Ever seen script where you don’t know if that letter is an I, an S, a J? It’s not uncommon to have the name reduced to initials, and they still need to be recognizable.*
Colors: Try to use colors that are readily available in many different mediums. If you choose a special color… be aware that sometimes it will not work AND that you will always pay more for a special color match.
Registration: Tight registration of two or more colors causes complications on many items so try to have an alternate version that avoids the tight registration of colors.
Consider if it will embroider well??? It will not do well in thread if it includes gradients, fine detail and
Tag Lines: Does the tag line disappear when reduced to a common, useable size?
Print on Dark Colors: How does it reverse? Be sure to have options for printing on dark colors, for engraving and debossing the logo.
If it was modified to laser in wood or etch in glass, how does it look? Remember….on these items, it’s cut, or don’t cut. Again, this is a reason for a good one color design.
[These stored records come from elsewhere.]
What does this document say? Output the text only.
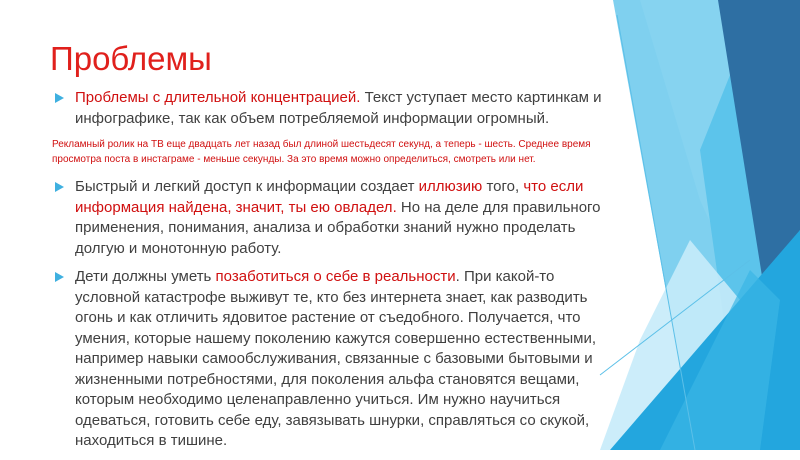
Проблемы
Проблемы с длительной концентрацией. Текст уступает место картинкам и инфографике, так как объем потребляемой информации огромный.
Рекламный ролик на ТВ еще двадцать лет назад был длиной шестьдесят секунд, а теперь - шесть. Среднее время просмотра поста в инстаграме - меньше секунды. За это время можно определиться, смотреть или нет.
Быстрый и легкий доступ к информации создает иллюзию того, что если информация найдена, значит, ты ею овладел. Но на деле для правильного применения, понимания, анализа и обработки знаний нужно проделать долгую и монотонную работу.
Дети должны уметь позаботиться о себе в реальности. При какой-то условной катастрофе выживут те, кто без интернета знает, как разводить огонь и как отличить ядовитое растение от съедобного. Получается, что умения, которые нашему поколению кажутся совершенно естественными, например навыки самообслуживания, связанные с базовыми бытовыми и жизненными потребностями, для поколения альфа становятся вещами, которым необходимо целенаправленно учиться. Им нужно научиться одеваться, готовить себе еду, завязывать шнурки, справляться со скукой, находиться в тишине.
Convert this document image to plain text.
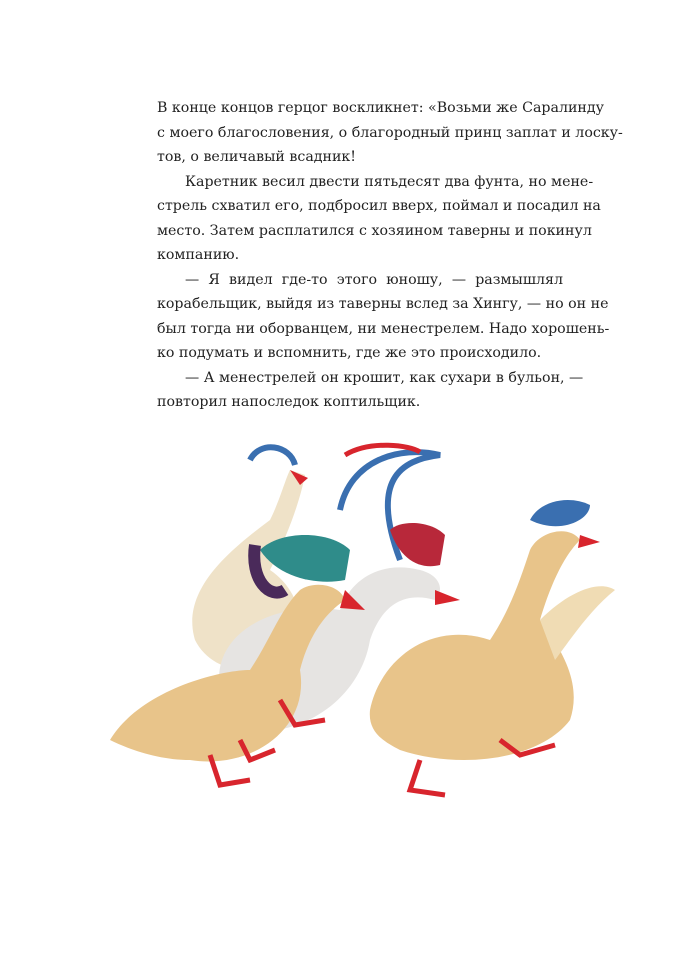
В конце концов герцог воскликнет: «Возьми же Саралинду
с моего благословения, о благородный принц заплат и лоску-
тов, о величавый всадник!
Каретник весил двести пятьдесят два фунта, но мене-
стрель схватил его, подбросил вверх, поймал и посадил на
место. Затем расплатился с хозяином таверны и покинул
компанию.
— Я видел где-то этого юношу, — размышлял
корабельщик, выйдя из таверны вслед за Хингу, — но он не
был тогда ни оборванцем, ни менестрелем. Надо хорошень-
ко подумать и вспомнить, где же это происходило.
— А менестрелей он крошит, как сухари в бульон, —
повторил напоследок коптильщик.
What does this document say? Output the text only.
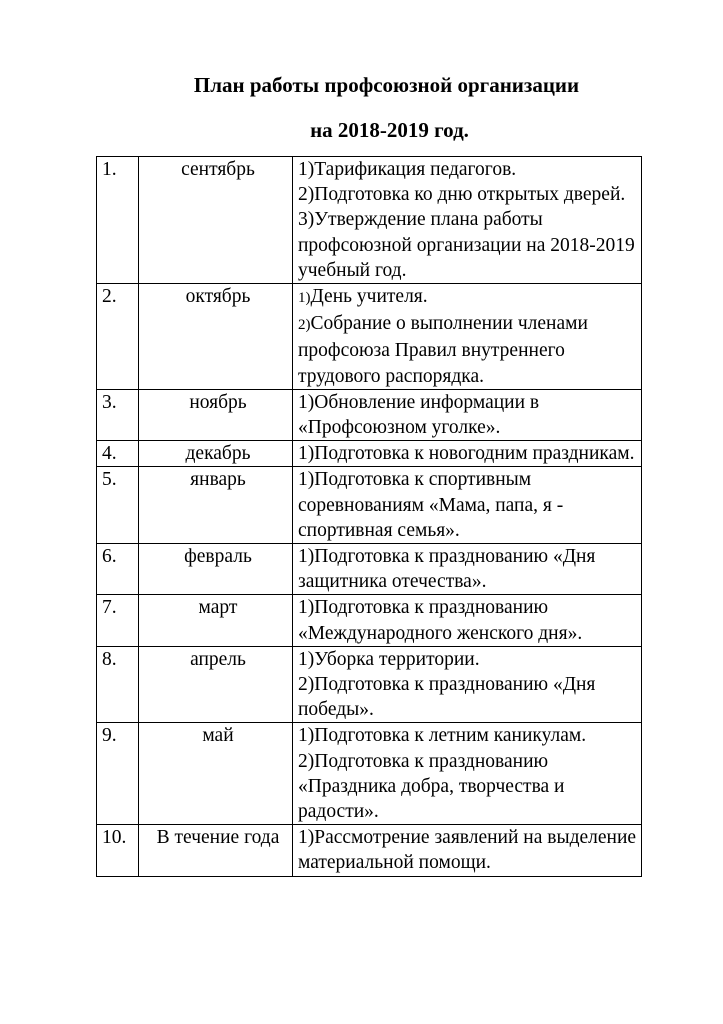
План работы профсоюзной организации
на 2018-2019 год.
1.	сентябрь	1)Тарификация педагогов.
2)Подготовка ко дню открытых дверей.
3)Утверждение плана работы профсоюзной организации на 2018-2019 учебный год.

2.	октябрь	1)День учителя.
2)Собрание о выполнении членами профсоюза Правил внутреннего трудового распорядка.

3.	ноябрь	1)Обновление информации в «Профсоюзном уголке».

4.	декабрь	1)Подготовка к новогодним праздникам.

5.	январь	1)Подготовка к спортивным соревнованиям «Мама, папа, я - спортивная семья».

6.	февраль	1)Подготовка к празднованию «Дня защитника отечества».

7.	март	1)Подготовка к празднованию «Международного женского дня».

8.	апрель	1)Уборка территории.
2)Подготовка к празднованию «Дня победы».

9.	май	1)Подготовка к летним каникулам.
2)Подготовка к празднованию «Праздника добра, творчества и радости».

10.	В течение года	1)Рассмотрение заявлений на выделение материальной помощи.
So, if your company is “Orville
Redenbacher”, get a nice piece of line art for the founders image.*
Shape: What if you wanted to produce it as a piece of jewelry? Is it of a shape, detail that you could make award rings and pendants with it, or service lapel pins?
Some of the great logos we all know:
Coca Cola could have anything they want. They use a simple RED logo, with both a recognizable script (that you’d know in ANY LANGUAGE) as well as Coke, which is in a nice basic font.
McDonalds. Large yellow arches are all that’s necessary.
Hallmark. You could recognize this from the H alone.
CBS – the always open eye of the camera.
Simple is beautiful~
The personality of the company should be reflected in the logo. Madame Fifi’s Fine Resale Boutique just screams for a different look than Joe’s Slop House.